Automatische gebruikersinrichting configureren voor Preciate in Microsoft Entra ID:

  1. Meld u aan bij het Microsoft Entra-beheercentrum als ten minste een cloudtoepassing Beheer istrator.

  2. Bladeren naar Bedrijfstoepassingen voor identiteitstoepassingen>>

    De blade Bedrijfstoepassingen

  3. Selecteer Preciate in de lijst met toepassingen.

    De koppeling Preciate in de lijst met toepassingen

  4. Selecteer het tabblad Inrichten.

    Tabblad Inrichting

  5. Stel Inrichtingsmodus in op Automatisch.

    De inrichtingsmodus ingesteld op Automatisch

  6. Voer in de sectie Referenties voor beheerder de tenant-URL en het geheime token van Preciate in. Klik op Test Verbinding maken ion om te controleren of Microsoft Entra ID verbinding kan maken met Preciate. Als de verbinding mislukt, controleert u of uw Preciate-account beheerdersmachtigingen heeft. Probeer het daarna opnieuw.

    Token

  7. Voer in het veld E-mailadres voor meldingen het e-mailadres in van een persoon of groep die de inrichtingsfoutmeldingen zou moeten ontvangen en schakel het selectievakje Een e-mailmelding verzenden als een fout optreedt in.

    E-mailmelding

  8. Selecteer Opslaan.

  9. Selecteer in de sectie Toewijzingen de optie Microsoft Entra-gebruikers synchroniseren met Preciate.

  10. Controleer in de sectie Kenmerktoewijzing de gebruikerskenmerken die vanuit Microsoft Entra-id worden gesynchroniseerd met Preciate. De kenmerken die als overeenkomende eigenschappen zijn geselecteerd, worden gebruikt om de gebruikersaccounts in Preciate te vinden voor updatebewerkingen. Als u ervoor kiest om het overeenkomende doelkenmerk te wijzigen, zorgt u ervoor dat de Preciate-API het filteren van gebruikers op basis van dat kenmerk kan ondersteunen. Selecteer de knop Opslaan om eventuele wijzigingen door te voeren.
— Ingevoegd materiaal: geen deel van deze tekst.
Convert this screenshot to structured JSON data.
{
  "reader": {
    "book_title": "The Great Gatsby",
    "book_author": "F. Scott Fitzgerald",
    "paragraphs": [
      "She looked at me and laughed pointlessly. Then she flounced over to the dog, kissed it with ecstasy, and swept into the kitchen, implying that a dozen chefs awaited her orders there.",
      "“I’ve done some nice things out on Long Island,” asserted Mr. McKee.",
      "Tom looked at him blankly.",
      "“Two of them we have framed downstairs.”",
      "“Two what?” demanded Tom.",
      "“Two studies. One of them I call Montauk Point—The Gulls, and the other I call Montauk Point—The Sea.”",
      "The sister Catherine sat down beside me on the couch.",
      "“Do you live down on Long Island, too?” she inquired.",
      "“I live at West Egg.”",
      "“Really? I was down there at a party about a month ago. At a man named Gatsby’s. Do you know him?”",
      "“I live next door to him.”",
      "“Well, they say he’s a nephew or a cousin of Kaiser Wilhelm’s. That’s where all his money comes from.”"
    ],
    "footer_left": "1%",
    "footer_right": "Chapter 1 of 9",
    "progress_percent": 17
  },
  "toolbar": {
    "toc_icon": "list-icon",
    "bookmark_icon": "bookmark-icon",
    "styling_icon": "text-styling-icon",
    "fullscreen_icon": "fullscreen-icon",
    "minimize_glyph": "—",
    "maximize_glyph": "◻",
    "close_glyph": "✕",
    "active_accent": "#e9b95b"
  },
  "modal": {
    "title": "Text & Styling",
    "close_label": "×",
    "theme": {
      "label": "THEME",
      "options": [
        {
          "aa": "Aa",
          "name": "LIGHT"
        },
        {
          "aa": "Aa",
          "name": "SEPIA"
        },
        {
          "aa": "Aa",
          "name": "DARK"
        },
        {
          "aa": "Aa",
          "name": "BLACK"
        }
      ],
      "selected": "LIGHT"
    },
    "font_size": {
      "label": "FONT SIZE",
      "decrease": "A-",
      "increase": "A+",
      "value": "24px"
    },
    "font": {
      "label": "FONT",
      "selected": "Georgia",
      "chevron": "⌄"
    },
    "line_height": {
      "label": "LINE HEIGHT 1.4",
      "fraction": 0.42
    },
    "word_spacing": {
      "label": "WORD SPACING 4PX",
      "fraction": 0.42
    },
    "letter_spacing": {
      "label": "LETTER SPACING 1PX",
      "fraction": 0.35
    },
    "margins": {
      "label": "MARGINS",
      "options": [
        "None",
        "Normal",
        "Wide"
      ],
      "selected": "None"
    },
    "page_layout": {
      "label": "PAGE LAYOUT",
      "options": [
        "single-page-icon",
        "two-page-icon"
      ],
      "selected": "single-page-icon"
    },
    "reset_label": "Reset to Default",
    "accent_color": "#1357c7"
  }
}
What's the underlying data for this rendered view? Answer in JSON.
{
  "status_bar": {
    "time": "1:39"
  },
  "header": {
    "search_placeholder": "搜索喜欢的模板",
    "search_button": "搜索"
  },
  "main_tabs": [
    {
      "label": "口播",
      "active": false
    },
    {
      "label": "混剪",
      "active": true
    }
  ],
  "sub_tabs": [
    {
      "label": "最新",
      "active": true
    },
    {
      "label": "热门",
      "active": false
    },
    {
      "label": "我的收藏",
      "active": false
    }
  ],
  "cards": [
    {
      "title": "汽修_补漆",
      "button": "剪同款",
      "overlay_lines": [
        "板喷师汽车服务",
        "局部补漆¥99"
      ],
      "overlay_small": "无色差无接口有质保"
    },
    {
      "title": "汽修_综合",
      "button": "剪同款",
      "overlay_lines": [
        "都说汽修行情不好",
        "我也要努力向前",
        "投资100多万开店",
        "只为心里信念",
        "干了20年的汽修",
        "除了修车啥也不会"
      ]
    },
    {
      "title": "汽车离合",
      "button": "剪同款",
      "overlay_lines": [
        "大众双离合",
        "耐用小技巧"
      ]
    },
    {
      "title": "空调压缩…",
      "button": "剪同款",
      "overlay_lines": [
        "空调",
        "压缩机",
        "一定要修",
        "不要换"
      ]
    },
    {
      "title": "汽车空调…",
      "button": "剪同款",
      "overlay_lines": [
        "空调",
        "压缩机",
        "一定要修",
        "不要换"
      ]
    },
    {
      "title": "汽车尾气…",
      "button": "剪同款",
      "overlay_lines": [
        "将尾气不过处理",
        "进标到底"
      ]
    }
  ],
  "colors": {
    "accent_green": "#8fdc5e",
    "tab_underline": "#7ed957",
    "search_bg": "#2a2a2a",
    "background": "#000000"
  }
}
    Kenmerk Type Ondersteund voor filteren
    gebruikersnaam String
    actief Booleaanse waarde
    displayName String
    title String
    name.givenName String
    name.familyName String
    name.formatted String
    externalId String
    urn:ietf:params:scim:schemas:extension:enterprise:2.0:User:department String
  11. Als u bereikfilters wilt configureren, raadpleegt u de volgende instructies in de zelfstudie Bereikfilter.

  12. Als u de Microsoft Entra-inrichtingsservice wilt inschakelen voor Preciate, wijzigt u de inrichtingsstatus in Aan in de sectie Instellingen.

    Inrichtingsstatus ingeschakeld

  13. Definieer de gebruikers en/of groepen die u aan Preciate wilt toevoegen door de gewenste waarden te kiezen bij Bereik in de sectie Instellingen.

    Inrichtingsbereik

  14. Wanneer u klaar bent om in te richten, klikt u op Opslaan.

    Inrichtingsconfiguratie opslaan

Met deze bewerking wordt de eerste synchronisatiecyclus gestart van alle gebruikers en groepen die zijn gedefinieerd onder Bereik in de sectie Instellingen. De eerste cyclus duurt langer dan volgende cycli, die ongeveer om de 40 minuten plaatsvinden zolang de Microsoft Entra-inrichtingsservice wordt uitgevoerd.

Stap 6: Uw implementatie controleren

Nadat u het inrichten hebt geconfigureerd, gebruikt u de volgende resources om uw implementatie te bewaken:

  • Gebruik de inrichtingslogboeken om te bepalen welke gebruikers al dan niet met succes zijn ingericht
  • Controleer de voortgangsbalk om de status van de inrichtingscyclus weer te geven en te zien of deze al bijna is voltooid
  • Als het configureren van de inrichting een foutieve status lijkt te hebben, wordt de toepassing in quarantaine geplaatst. Klik hier voor meer informatie over quarantainestatussen.